Perry, L (2013) Feminism in and out of the art museum. In: Elke Krasny (Ed.) Frauen:Museum. Politiken des kuratorischen in feminismus, bildung, geschichte und kunst (Women's:Museum. Curatorial politics in feminism, education, history and art) (pp. 100-108). Vienna: Löcker Verlag
This essay was commissioned by the editor for the volume, who developed it as an outcome of an EU-funded programme for international networking between women's museums. The collection is chiefly comprised of papers delivered at symposia on women's museums, which were held in Vienna and Italy in relation to the European-funded project, and Perry was invited by the editor as the lead applicant in the Leverhulme network on 'Feminism and curating' to write a brief essay that communicated the developments within their parallel but independent network.
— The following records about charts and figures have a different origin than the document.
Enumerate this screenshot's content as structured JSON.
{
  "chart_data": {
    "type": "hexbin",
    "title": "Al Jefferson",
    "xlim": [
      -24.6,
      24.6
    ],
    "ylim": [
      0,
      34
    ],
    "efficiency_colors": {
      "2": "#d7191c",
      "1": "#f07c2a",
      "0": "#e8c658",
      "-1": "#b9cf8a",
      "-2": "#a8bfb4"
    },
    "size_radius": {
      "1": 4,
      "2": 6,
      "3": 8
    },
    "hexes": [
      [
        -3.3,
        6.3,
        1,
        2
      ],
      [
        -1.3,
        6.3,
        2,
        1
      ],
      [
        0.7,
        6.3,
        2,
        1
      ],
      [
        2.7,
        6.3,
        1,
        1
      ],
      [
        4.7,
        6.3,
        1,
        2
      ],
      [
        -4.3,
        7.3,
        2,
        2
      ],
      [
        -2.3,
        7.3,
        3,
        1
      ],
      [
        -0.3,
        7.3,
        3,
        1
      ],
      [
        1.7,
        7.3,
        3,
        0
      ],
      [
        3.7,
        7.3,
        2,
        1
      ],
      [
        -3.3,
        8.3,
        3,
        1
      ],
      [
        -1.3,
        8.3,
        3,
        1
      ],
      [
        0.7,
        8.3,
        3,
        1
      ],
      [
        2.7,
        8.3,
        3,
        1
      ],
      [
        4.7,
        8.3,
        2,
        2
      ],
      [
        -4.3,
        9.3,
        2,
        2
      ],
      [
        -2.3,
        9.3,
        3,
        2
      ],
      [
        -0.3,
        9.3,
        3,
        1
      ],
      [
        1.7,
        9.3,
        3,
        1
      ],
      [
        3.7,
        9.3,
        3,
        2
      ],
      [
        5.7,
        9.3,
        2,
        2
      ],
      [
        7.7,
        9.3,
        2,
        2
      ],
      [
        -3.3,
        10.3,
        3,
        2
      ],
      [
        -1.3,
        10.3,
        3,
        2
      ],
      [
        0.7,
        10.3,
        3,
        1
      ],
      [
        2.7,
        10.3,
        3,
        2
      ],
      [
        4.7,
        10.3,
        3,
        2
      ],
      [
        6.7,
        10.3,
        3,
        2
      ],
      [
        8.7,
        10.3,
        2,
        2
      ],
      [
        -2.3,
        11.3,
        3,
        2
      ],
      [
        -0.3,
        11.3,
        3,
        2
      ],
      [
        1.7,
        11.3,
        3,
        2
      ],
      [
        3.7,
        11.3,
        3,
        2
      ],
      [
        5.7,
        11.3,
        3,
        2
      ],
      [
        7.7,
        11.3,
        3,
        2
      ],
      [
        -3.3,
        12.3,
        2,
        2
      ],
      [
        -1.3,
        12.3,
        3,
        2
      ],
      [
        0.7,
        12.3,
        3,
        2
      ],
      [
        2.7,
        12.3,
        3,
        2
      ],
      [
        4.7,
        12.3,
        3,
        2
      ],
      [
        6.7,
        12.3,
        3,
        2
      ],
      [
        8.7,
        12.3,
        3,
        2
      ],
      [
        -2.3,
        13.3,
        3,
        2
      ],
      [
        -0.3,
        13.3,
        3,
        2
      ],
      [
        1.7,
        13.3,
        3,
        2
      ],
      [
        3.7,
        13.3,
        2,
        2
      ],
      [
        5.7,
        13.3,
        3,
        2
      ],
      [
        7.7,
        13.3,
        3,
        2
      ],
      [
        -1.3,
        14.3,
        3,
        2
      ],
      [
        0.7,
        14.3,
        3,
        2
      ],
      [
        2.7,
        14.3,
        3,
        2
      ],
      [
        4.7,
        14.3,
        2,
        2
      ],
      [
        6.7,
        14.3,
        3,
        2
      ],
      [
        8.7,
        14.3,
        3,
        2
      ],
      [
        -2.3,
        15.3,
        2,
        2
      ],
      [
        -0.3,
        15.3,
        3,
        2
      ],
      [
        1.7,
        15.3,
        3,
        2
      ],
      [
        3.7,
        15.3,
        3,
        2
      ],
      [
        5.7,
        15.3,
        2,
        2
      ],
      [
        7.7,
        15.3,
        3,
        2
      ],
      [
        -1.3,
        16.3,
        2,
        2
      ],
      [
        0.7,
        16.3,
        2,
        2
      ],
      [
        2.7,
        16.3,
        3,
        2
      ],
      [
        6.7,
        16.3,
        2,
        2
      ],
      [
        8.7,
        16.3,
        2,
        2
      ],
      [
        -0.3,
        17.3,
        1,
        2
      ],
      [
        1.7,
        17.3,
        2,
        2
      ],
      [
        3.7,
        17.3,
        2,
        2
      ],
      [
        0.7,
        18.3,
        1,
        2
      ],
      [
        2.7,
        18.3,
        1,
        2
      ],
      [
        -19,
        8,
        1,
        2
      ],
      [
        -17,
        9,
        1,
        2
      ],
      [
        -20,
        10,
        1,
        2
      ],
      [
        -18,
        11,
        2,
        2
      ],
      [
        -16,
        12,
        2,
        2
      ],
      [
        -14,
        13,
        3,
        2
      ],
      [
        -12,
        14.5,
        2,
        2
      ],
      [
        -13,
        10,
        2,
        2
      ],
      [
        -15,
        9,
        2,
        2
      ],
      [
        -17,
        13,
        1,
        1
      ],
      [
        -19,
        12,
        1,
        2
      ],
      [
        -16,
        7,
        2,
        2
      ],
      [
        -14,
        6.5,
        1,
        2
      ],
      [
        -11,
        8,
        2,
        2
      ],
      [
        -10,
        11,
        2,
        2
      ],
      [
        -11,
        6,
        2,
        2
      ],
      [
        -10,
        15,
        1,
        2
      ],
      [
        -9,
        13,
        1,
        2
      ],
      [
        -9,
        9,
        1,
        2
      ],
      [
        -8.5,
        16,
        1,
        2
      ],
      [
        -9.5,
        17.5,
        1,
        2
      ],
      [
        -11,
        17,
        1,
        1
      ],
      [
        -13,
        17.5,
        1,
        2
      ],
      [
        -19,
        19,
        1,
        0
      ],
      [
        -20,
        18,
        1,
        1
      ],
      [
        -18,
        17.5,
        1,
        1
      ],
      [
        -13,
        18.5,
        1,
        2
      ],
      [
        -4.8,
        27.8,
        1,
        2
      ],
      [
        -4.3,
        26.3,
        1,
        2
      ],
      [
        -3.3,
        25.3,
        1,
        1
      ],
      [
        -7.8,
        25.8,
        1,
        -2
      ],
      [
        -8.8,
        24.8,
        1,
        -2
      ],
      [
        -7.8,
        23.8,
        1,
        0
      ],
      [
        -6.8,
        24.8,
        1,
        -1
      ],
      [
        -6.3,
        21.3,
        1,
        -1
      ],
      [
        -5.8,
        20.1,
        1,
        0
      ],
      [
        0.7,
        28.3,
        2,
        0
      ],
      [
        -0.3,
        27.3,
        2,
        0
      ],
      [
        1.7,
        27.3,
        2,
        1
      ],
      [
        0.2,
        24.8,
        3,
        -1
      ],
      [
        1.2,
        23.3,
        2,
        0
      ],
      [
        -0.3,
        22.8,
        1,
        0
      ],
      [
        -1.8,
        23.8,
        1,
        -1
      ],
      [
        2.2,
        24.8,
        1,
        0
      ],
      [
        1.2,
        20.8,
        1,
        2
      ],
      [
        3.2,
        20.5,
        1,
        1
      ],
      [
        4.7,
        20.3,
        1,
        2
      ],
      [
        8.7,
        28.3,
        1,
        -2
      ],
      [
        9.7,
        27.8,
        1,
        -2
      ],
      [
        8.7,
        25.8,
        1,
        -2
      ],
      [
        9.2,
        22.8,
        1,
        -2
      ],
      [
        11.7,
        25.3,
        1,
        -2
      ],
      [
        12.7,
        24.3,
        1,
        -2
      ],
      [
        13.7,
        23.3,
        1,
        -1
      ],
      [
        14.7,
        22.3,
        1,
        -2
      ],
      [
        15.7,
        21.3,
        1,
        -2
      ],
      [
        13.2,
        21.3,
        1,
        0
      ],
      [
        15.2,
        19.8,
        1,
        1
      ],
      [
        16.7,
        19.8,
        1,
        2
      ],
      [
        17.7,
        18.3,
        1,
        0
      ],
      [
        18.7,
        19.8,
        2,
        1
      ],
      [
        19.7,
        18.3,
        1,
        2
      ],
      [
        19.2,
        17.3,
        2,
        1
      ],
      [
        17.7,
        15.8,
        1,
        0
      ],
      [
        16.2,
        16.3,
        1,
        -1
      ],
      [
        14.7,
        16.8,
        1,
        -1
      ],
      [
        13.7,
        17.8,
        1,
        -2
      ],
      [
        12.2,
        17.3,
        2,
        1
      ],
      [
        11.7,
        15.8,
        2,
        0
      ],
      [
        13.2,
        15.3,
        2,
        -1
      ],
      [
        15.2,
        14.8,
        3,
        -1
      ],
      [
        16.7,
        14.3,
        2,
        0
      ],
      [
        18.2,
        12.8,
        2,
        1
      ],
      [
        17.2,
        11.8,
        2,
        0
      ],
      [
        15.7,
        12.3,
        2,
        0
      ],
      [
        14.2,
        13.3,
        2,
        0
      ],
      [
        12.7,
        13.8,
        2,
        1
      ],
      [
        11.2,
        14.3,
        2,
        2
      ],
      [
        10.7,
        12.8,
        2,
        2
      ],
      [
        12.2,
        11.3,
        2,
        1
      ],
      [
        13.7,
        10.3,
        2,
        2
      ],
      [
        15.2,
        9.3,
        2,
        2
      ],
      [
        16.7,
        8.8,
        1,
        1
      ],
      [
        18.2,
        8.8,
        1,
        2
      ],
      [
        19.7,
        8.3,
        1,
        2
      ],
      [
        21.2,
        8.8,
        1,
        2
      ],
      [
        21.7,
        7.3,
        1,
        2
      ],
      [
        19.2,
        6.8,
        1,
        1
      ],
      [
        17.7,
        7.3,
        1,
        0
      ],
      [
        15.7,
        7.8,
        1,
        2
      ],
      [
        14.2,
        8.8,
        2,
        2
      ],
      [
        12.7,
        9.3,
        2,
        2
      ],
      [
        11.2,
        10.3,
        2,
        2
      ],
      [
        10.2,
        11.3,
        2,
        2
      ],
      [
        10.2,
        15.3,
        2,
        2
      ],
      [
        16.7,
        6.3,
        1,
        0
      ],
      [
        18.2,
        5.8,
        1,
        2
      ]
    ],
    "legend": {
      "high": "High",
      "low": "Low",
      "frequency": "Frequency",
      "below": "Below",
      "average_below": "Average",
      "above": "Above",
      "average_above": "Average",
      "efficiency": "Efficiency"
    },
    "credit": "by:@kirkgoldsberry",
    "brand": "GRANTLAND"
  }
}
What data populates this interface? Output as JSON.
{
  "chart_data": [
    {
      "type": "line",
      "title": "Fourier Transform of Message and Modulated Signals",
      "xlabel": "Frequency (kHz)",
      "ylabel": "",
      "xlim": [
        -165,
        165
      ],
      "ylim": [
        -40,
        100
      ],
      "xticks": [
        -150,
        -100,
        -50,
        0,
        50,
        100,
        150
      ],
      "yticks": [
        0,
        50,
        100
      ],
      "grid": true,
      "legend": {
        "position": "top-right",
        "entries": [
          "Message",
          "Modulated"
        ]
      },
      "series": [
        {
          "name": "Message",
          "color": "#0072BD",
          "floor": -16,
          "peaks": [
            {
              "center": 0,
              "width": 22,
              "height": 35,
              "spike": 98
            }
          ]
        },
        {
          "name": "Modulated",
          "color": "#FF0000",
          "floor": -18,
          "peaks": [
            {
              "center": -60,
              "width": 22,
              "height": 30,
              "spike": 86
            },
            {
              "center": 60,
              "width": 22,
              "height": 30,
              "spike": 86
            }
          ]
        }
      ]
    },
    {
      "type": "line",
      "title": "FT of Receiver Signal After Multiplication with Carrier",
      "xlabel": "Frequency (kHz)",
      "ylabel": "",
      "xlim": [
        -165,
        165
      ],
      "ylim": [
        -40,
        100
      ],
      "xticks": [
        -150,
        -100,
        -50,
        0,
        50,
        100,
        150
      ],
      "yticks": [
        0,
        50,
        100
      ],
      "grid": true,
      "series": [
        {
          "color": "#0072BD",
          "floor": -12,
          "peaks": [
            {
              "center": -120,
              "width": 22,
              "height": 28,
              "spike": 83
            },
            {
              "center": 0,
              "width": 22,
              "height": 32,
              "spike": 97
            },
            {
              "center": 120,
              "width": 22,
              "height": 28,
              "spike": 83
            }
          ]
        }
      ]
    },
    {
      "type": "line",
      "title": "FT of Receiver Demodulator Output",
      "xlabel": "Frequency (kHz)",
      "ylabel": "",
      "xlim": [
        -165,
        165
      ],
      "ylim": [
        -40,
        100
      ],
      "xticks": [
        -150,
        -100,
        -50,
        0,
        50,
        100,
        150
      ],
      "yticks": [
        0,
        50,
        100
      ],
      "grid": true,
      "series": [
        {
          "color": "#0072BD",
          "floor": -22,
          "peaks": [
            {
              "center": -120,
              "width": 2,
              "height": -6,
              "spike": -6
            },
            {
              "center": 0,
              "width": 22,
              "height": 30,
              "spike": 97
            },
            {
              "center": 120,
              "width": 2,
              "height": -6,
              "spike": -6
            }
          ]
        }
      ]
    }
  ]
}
In the essay Perry attempts to consider the nature of the relationship between feminism as a political movement and the museum as an institution, as evidenced in projects from the 1970s up to the present; and makes specific reference to some of the key examples that were examined in the Leverhulme network seminars.
The essay was commissioned and delivered in 2011, and represents an early attempt to formulate some of the focused and scholarly discourse that later appeared in the introduction to Politics in a Glass Case, specifically the conflict between commercial and ethical imperatives within museums, especially since the 1980s, and the different and sometimes competing feminist perspectives on the validity of different feminist curatorial strategies.